Door Chime, de Yoji Fukuyama, por el contrario, tiene una premisa muy interesante: la del Dopplegänger que amenaza con substituirnos en la realidad. No llega a culminar por problemas de la animación, que es bastante inexpresiva. Le falta chispa y emoción para llegar a transmitir el laberinto existencial en que se ve envuelto el protagonista.

Limit Cycle, de Hideki Futamura, es uno de los dos grandes cortos de la compilación. Durante veinte minutos, una voz en off, con un tono monocorde y pausado, va a ir recitando los pensamientos de Blaise Pascal, filósofo francés del siglo XVIII, sobre unas imágenes que remiten al mundo hipertecnificado y agnóstico del siglo XXI, como pueden ver en las capturas que abren esta entrada. Esa combinación, de gran riesgo y audacia, podría haberse hundido sin remisión, quedarse en mero ejercicio pretenciosos de estilo, más aún teniendo en cuenta su larga duración, pero se tiene por sí solo y funciona de maravilla. Induce en el espectador un estado de trance, cercano a un viaje lisérgico, dentro de un laberinto conceptual y visual de infinita complejidad. Les puedo decir que tras varios visionados aún sigo sin entender a dónde quiere llegar el autor, pero no me importa en absoluto.

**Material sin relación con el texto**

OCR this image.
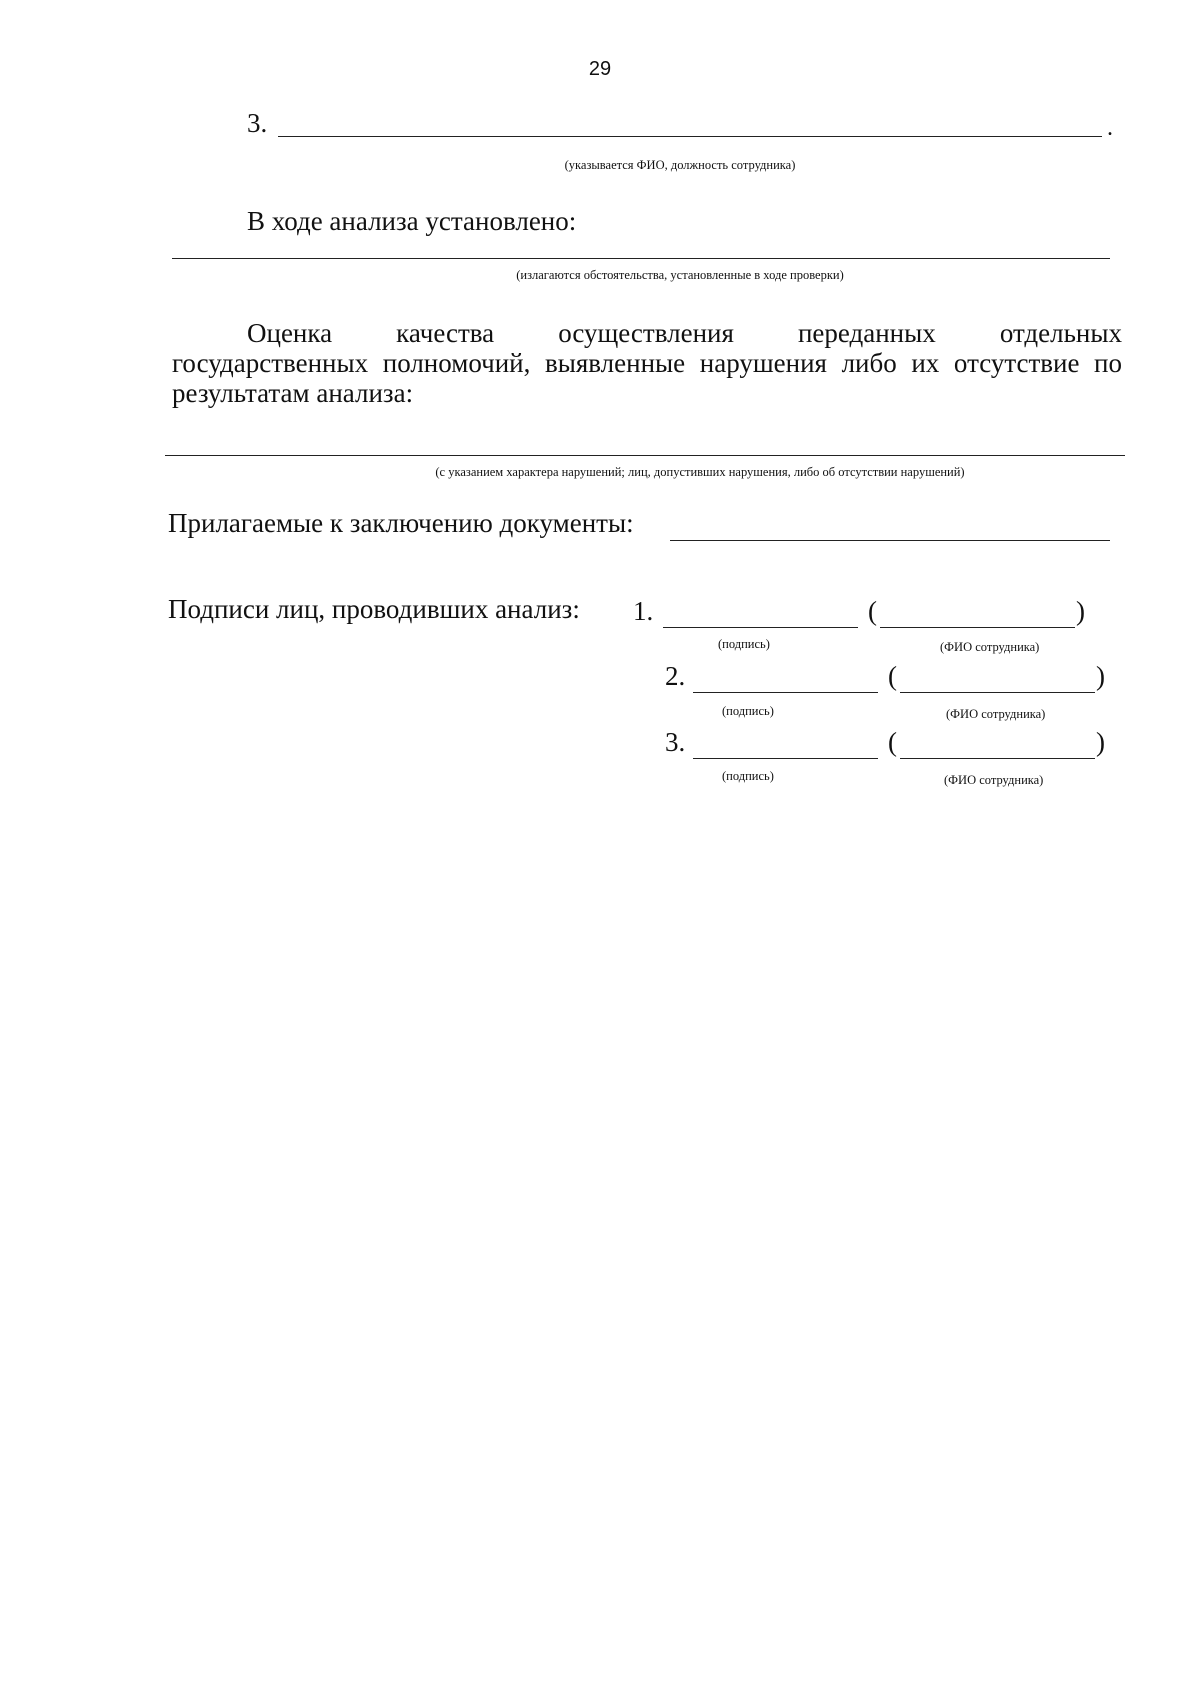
29
3.	.
(указывается ФИО, должность сотрудника)
В ходе анализа установлено:
(излагаются обстоятельства, установленные в ходе проверки)
Оценка качества осуществления переданных отдельных
государственных полномочий, выявленные нарушения либо их отсутствие по
результатам анализа:
(с указанием характера нарушений; лиц, допустивших нарушения, либо об отсутствии нарушений)
Прилагаемые к заключению документы:
Подписи лиц, проводивших анализ: 1.	(	)
(подпись)	(ФИО сотрудника)
2.	(	)
(подпись)	(ФИО сотрудника)
3.	(	)
(подпись)	(ФИО сотрудника)
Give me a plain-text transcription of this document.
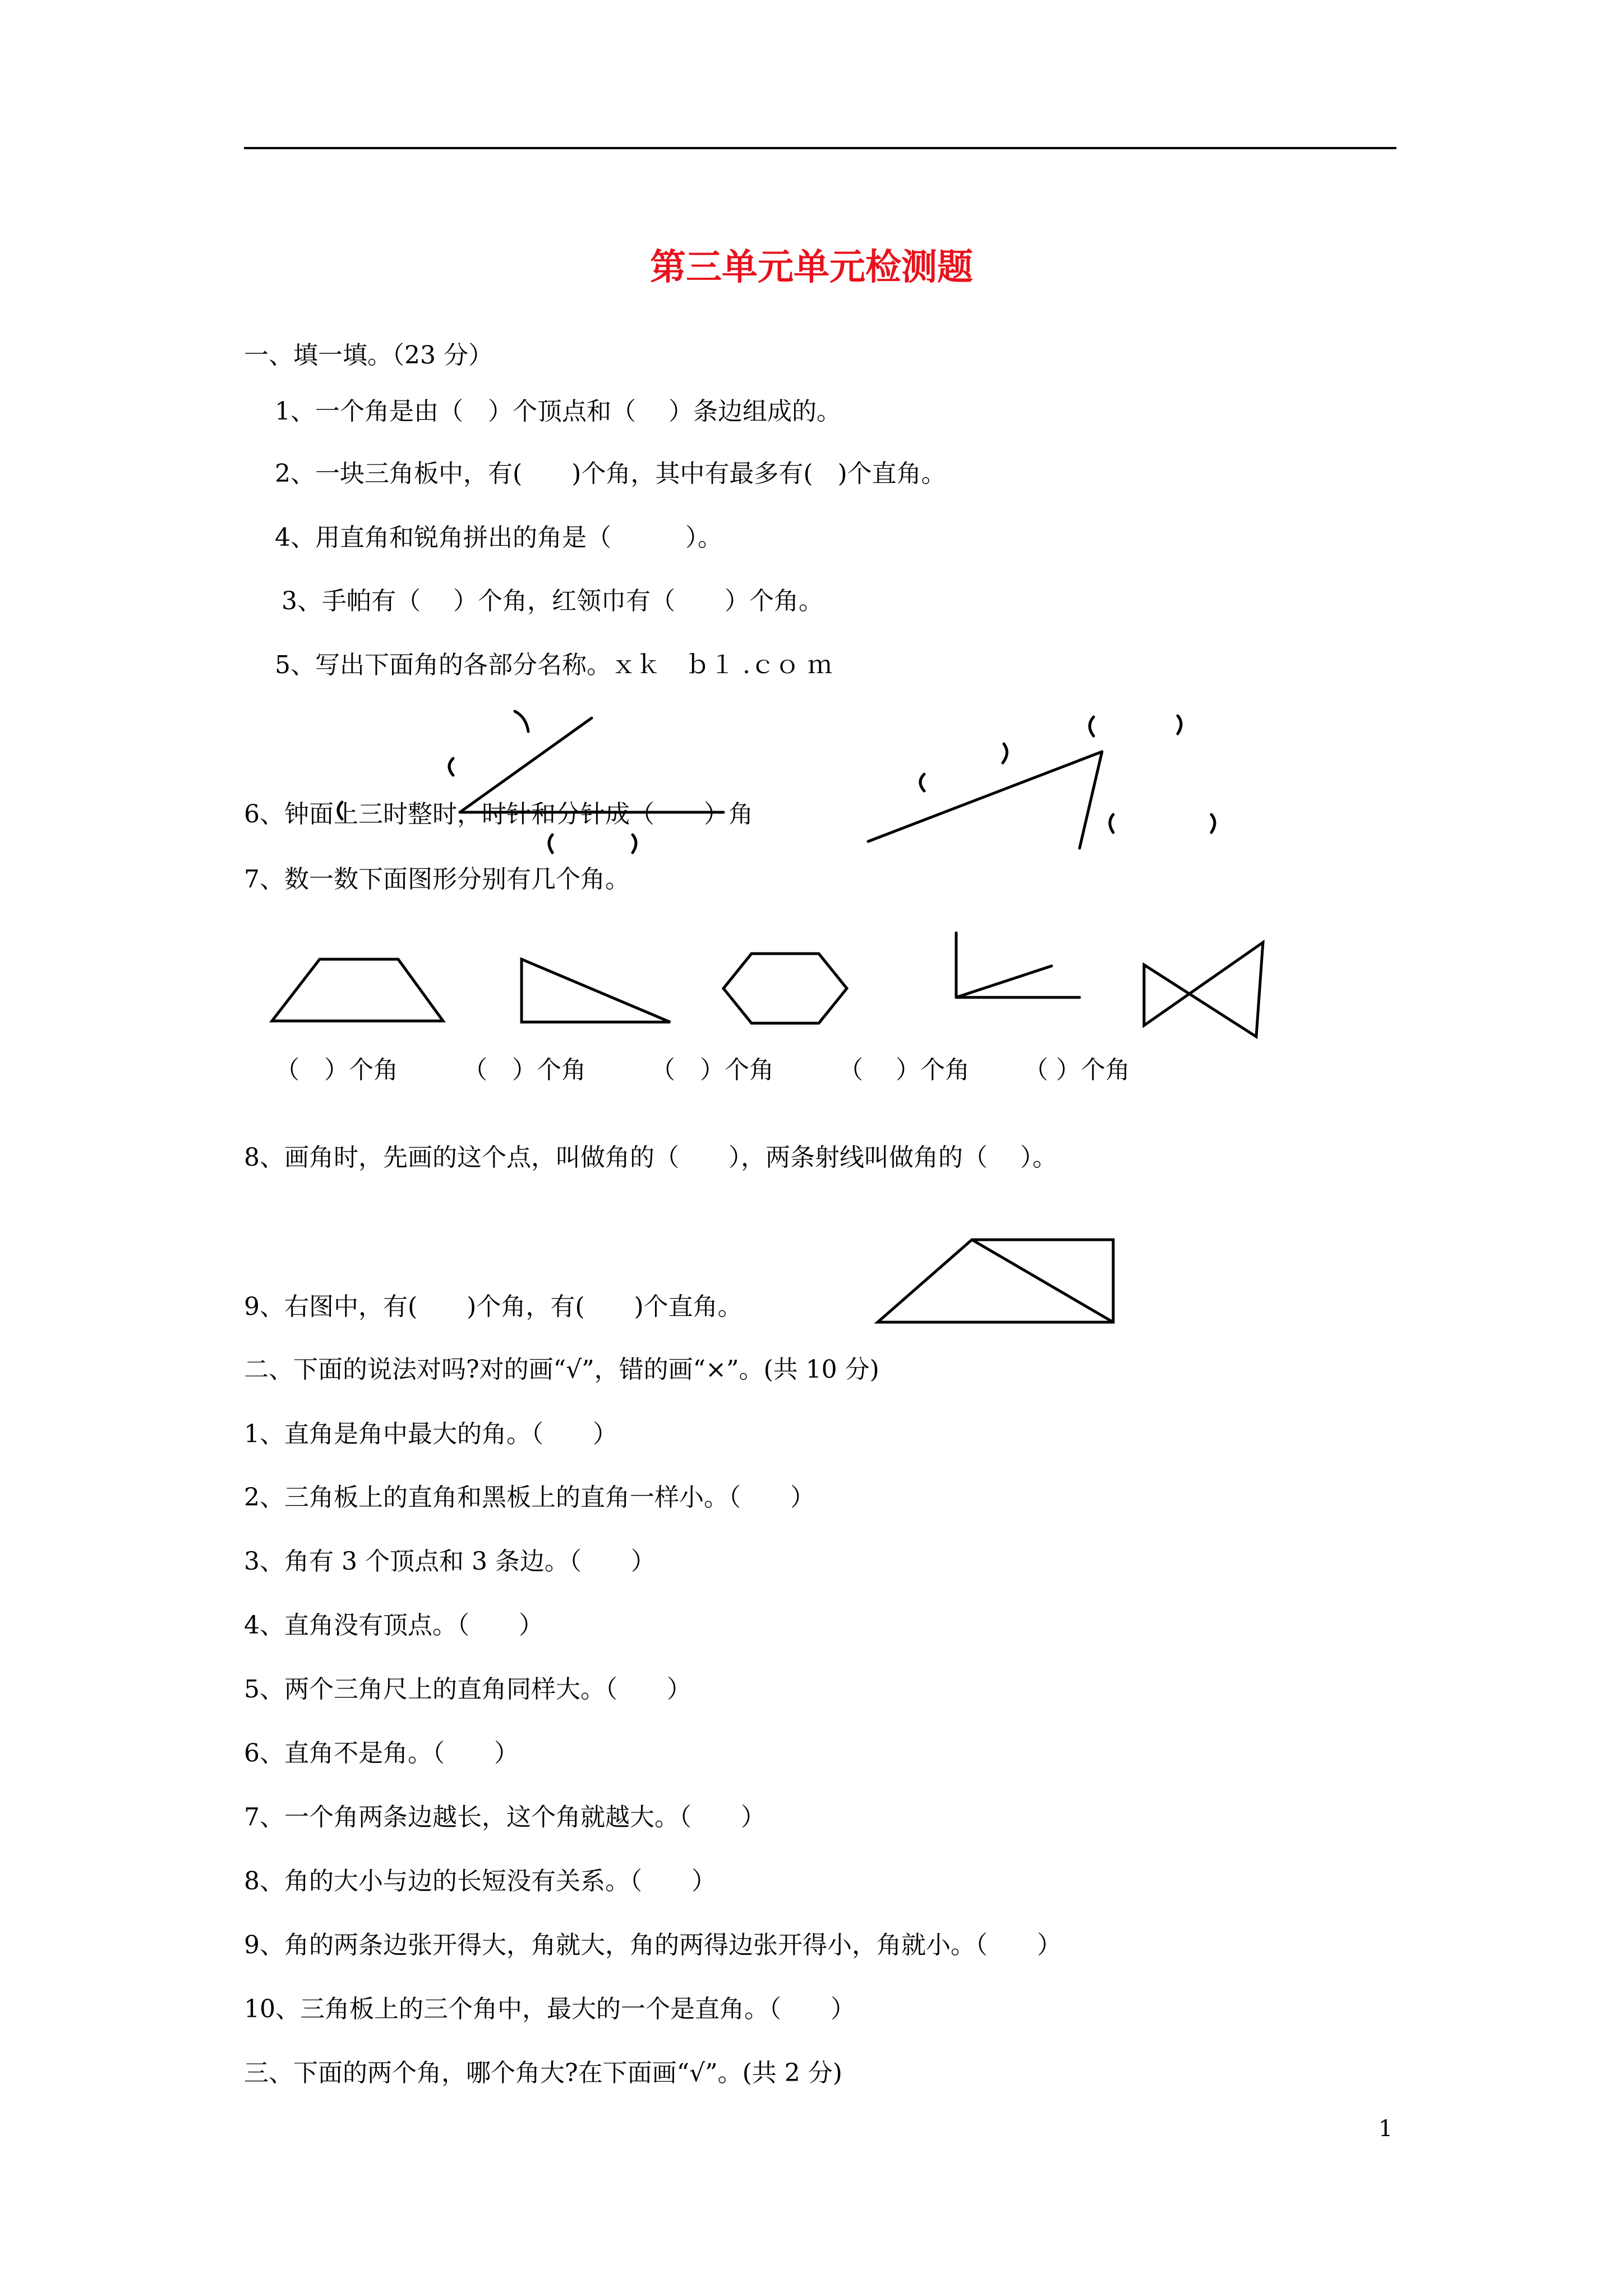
第三单元单元检测题
一、填一填。（23 分）
1、一个角是由（　）个顶点和（　 ）条边组成的。
2、一块三角板中，有(　　)个角，其中有最多有(　)个直角。
4、用直角和锐角拼出的角是（　　　）。
3、手帕有（　 ）个角，红领巾有（　　）个角。
5、写出下面角的各部分名称。ｘｋ　ｂ１ .ｃｏ ｍ
6、钟面上三时整时，时针和分针成（　　）角
7、数一数下面图形分别有几个角。
（　）个角	（　）个角	（　）个角	（　 ）个角 （ ）个角
8、画角时，先画的这个点，叫做角的（　　），两条射线叫做角的（　 ）。
9、右图中，有(　　)个角，有(　　)个直角。
二、下面的说法对吗?对的画“√”，错的画“×”。(共 10 分)
1、直角是角中最大的角。（　　）
2、三角板上的直角和黑板上的直角一样小。（　　）
3、角有 3 个顶点和 3 条边。（　　）
4、直角没有顶点。（　　）
5、两个三角尺上的直角同样大。（　　）
6、直角不是角。（　　）
7、一个角两条边越长，这个角就越大。（　　）
8、角的大小与边的长短没有关系。（　　）
9、角的两条边张开得大，角就大，角的两得边张开得小，角就小。（　　）
10、三角板上的三个角中，最大的一个是直角。（　　）
三、下面的两个角，哪个角大?在下面画“√”。(共 2 分)
1
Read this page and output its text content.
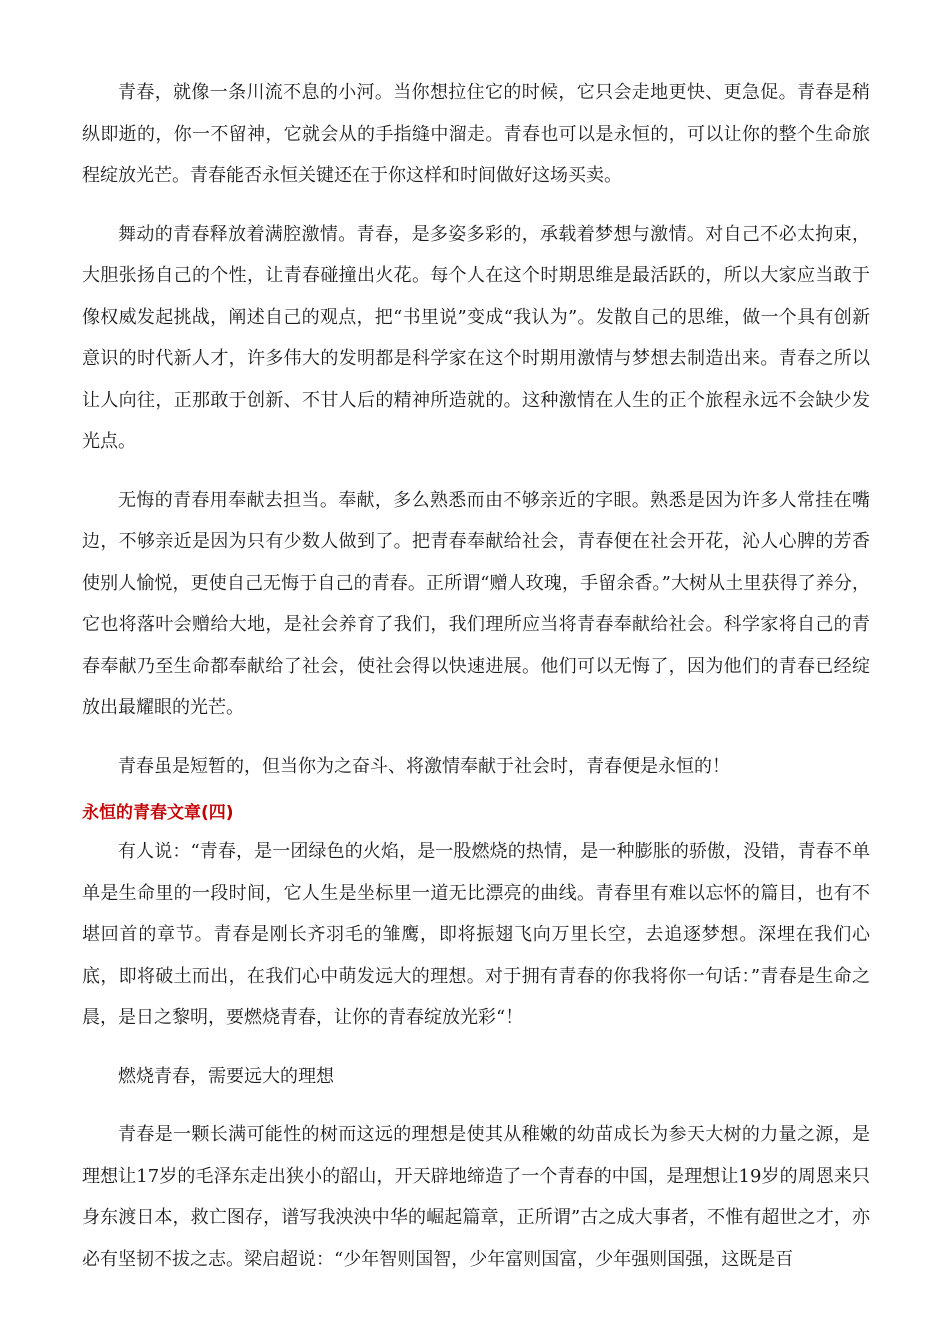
青春，就像一条川流不息的小河。当你想拉住它的时候，它只会走地更快、更急促。青春是稍纵即逝的，你一不留神，它就会从的手指缝中溜走。青春也可以是永恒的，可以让你的整个生命旅程绽放光芒。青春能否永恒关键还在于你这样和时间做好这场买卖。

舞动的青春释放着满腔激情。青春，是多姿多彩的，承载着梦想与激情。对自己不必太拘束，大胆张扬自己的个性，让青春碰撞出火花。每个人在这个时期思维是最活跃的，所以大家应当敢于像权威发起挑战，阐述自己的观点，把“书里说”变成“我认为”。发散自己的思维，做一个具有创新意识的时代新人才，许多伟大的发明都是科学家在这个时期用激情与梦想去制造出来。青春之所以让人向往，正那敢于创新、不甘人后的精神所造就的。这种激情在人生的正个旅程永远不会缺少发光点。

无悔的青春用奉献去担当。奉献，多么熟悉而由不够亲近的字眼。熟悉是因为许多人常挂在嘴边，不够亲近是因为只有少数人做到了。把青春奉献给社会，青春便在社会开花，沁人心脾的芳香使别人愉悦，更使自己无悔于自己的青春。正所谓“赠人玫瑰，手留余香。”大树从土里获得了养分，它也将落叶会赠给大地，是社会养育了我们，我们理所应当将青春奉献给社会。科学家将自己的青春奉献乃至生命都奉献给了社会，使社会得以快速进展。他们可以无悔了，因为他们的青春已经绽放出最耀眼的光芒。

青春虽是短暂的，但当你为之奋斗、将激情奉献于社会时，青春便是永恒的！

永恒的青春文章(四)

有人说：“青春，是一团绿色的火焰，是一股燃烧的热情，是一种膨胀的骄傲，没错，青春不单单是生命里的一段时间，它人生是坐标里一道无比漂亮的曲线。青春里有难以忘怀的篇目，也有不堪回首的章节。青春是刚长齐羽毛的雏鹰，即将振翅飞向万里长空，去追逐梦想。深埋在我们心底，即将破土而出，在我们心中萌发远大的理想。对于拥有青春的你我将你一句话：”青春是生命之晨，是日之黎明，要燃烧青春，让你的青春绽放光彩“！

燃烧青春，需要远大的理想

青春是一颗长满可能性的树而这远的理想是使其从稚嫩的幼苗成长为参天大树的力量之源，是理想让17岁的毛泽东走出狭小的韶山，开天辟地缔造了一个青春的中国，是理想让19岁的周恩来只身东渡日本，救亡图存，谱写我泱泱中华的崛起篇章，正所谓”古之成大事者，不惟有超世之才，亦必有坚韧不拔之志。梁启超说：“少年智则国智，少年富则国富，少年强则国强，这既是百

Happy Machine, de Masaaki Yuasa, es otra de las estrellas de la colección y de la filmografía de Yuasa. Se trata de un viaje existencial, remedo de nuestro transitar del útero a la tumba, que se traslada a un mundo de fantasía donde reínan la soledad, el desengaño y la crueldad. Un pesimismo irremediable que ve amplificado su impacto al contraponerse a un diseño de personajes casi infantil, una delirante imaginación en la creación de seres imposibles, junto con un espíritu juguetón en su animación. En conclusión, sigue siendo tan impresionante ahora como entonces, aunque su goce queda un tanto ensombrecido al comprobar que Yuasa, en tiempos recientes, parece haber perdido la mordiente de sus inicios.

Baby Blue, de Shinichiro Watanabe, tiene un problema común a toda la obra reciente de este autor: nunca ha sido capaz de superar su obra maestra, la magnífica serie Cowboy Bebop (1998). Si se deja esto a un lado, el corto es una sentida y melancólica evocación de la juventud. No de esa felicidad y alegría con la que se la suele asociar, de manera equivocada, desde la vejez, sino señalando la confusión y desorientación de ese tiempo de crisis. En concreto, la falta  aparente de caminos que permitan desarrollarnos, junto con la manera en que la vida ciega los que creíamos eran nuestros. Incluso antes de que nos percatemos de su existencia.